Avec la mise en place du gouvernement, les principaux responsables politiques de la coalition et le Président du Frente amplio lui-même ont été appelés à occuper des postes au sein du Pouvoir exécutif ce qui a contribué à ce qu’en quelques semaines le gouvernement remplace le rôle coordinateur de cette force politique tout en se désintéressant progressivement de la contribution à la synthèse politique de la population à partir des succès qu’elle obtenait. (p.16).

Nous pouvons affirmer qu’en aucune circonstance, que nous soyons ou non au gouvernement, la relation politique du Frente amplio avec les acteurs sociaux ne peut être déléguée. C’est une erreur que nous avons commise maintes fois. (p.17)

Si une formation sociale et politique aspire à dominer de façon durable elle doit s’efforcer d’appliquer des politiques cohérentes sur tous les fronts, soutenues au fil du temps, qui conquièrent l’aval du consentement citoyen prédominant sur tout le territoire et qui soit durable lors des différentes phases du cycle économique et dans divers contextes internationaux. Nos gouvernements n’ont pas toujours respecté à ces règles.

Une ligne continue adéquate n’a pas toujours été respectée : en matière de politique publique nous avons souvent usé de stratégies d’agrégation. Avec des avancées et des reculades, certaines exagérations et pressions sectorielles et, à l’occasion, avec des temporalités qui ne prenaient pas en compte le consensus social et le cycle économique. En conséquence, nous n’avons pas été en capacité de maintenir dans le temps et de consolider une hégémonie, de créer un pouvoir dans les mains de la société civile et du mouvement populaire. D’une certaine manière on peut dire que nous avons gouverné plus en faveur du peuple qu’avec le peuple. (p.18)

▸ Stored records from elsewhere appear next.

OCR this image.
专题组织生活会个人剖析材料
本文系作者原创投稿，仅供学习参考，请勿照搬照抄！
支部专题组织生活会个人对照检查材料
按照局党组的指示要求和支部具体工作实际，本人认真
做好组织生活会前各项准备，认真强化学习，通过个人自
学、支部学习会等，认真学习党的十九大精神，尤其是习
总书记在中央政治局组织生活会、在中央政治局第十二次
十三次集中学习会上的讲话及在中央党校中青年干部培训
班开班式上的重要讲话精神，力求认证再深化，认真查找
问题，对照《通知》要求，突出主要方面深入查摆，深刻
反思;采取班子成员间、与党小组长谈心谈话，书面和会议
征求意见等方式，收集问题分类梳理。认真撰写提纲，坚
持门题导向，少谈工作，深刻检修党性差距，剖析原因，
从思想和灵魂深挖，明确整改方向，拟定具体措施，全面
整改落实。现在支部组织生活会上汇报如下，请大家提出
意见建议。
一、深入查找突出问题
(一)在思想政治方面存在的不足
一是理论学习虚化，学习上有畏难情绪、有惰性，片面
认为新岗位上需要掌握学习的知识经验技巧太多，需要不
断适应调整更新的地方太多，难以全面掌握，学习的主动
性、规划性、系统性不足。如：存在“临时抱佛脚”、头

Nous avons pâti de l’abus de bureaucratie qui a mené dans bien des cas à prioriser la pratique formelle de la gestion gouvernementale, à se désintéresser du travail politique, en affaiblissant ainsi la structure du Frente amplio dans le cadre des discussions et des débats. Un éloignement s’est produit entre cette force politique et le gouvernement, nous avons été influencés à certains moments par une fausse et dangereuse contradiction entre force politique et gouvernement, brandie par la droite. (p.18)

Une des caractéristiques de cette bureaucratisation a été de placer à des postes de confiance des personnes sans relation avec la force politique, en privilégiant à tout prix la compétence technique plutôt que la compétence politique. Cela ne suppose pas de nier la nécessité de connaissances techniques des cadres de la fonction publique mais elle doit nécessairement s’accompagner de l’engagement politique et idéologique envers le Frente amplio. (p.19)


Carlos Flanagan a été membre de la Commission des affaires et relations internationales du Frente amplio. Il a aussi été ambassadeur de l’Uruguay auprès de l’État plurinational de Bolivie. C’est un collaborateur du Centre latino-américain d’analyse stratégique (CLAE).

Traduction française de Françoise Couëdel.